Серебровский оказался человеком, с которым можно иметь дело. Он точно знал, чего хочет, и обладал обширной информацией о золотодобыче на Аляске. Еще больше меня удивило, что он неплохо знаком и с моей биографией. Он сказал, что хочет увидеть как можно больше за возможно более короткий период времени, и был готов выделить на это столько денег, сколько понадобится. Я сказал, что лучше всего арендовать судно, так как золотые прииски в Юго-Восточной Аляске по большей части расположены неподалеку от воды. Он дал согласие, и мы отправились в путь.

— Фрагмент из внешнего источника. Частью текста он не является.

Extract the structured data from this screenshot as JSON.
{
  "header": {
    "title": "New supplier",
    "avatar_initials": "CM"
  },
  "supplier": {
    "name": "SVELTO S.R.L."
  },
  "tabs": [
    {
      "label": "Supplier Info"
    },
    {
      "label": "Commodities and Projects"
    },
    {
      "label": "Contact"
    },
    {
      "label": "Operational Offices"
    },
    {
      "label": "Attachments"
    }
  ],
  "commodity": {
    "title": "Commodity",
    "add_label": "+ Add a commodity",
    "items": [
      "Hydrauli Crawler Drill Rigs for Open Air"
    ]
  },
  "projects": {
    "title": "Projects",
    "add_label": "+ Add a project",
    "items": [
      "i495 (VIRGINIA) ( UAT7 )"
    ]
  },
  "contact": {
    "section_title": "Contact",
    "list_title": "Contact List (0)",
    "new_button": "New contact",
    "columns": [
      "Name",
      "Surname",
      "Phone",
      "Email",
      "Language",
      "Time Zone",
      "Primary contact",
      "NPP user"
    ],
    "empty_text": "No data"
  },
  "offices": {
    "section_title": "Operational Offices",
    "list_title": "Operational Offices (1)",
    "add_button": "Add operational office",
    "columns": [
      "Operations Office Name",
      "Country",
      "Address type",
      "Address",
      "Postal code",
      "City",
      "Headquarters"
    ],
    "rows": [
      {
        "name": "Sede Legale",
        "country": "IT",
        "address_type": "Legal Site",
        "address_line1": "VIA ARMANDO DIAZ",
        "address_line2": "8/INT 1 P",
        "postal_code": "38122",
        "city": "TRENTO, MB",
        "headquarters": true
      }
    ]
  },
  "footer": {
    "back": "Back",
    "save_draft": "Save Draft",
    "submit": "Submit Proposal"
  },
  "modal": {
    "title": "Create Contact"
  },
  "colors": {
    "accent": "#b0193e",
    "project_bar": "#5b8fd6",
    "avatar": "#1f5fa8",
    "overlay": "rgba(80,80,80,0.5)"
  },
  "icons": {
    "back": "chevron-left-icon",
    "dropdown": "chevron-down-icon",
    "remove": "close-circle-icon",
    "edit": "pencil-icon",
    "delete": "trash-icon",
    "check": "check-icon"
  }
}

Серебровский быстро завоевал мое уважение тем, что не гнушался тяжелой работы. Я высоко оцениваю собственную выносливость, но он никогда не прекращал работу раньше меня. Я добросовестно работал на него, сделав не меньше, чем для любого иностранца из тех, кого мне рекомендовали, как его. Я показал ему и рудники Джуно на Аляске, и разработку мелких жил, и драгирование. Я достал для него всю информацию, которая ему требовалась, об операциях на Аляске, из Горного управления и из частных источников. После дней, занятых осмотром, вечера он проводил над этими материалами.

В один из дней мы остановились в Ситке, которую Серебровский специально попросил включить в наше путешествие. Он хотел получить всю информацию о русских, живших в этом месте прежде, чем Соединенные Штаты купили Аляску. Я проводил его в старую русскую церковь, в которой сам до этого ни разу не был. Когда вышли священники, он заговорил с ними по-русски, и они начали долгую беседу, из которой я, разумеется, ни слова не понял. Но как мне показалось, Серебровский расспрашивал священников об истории этого места и современном русском населении.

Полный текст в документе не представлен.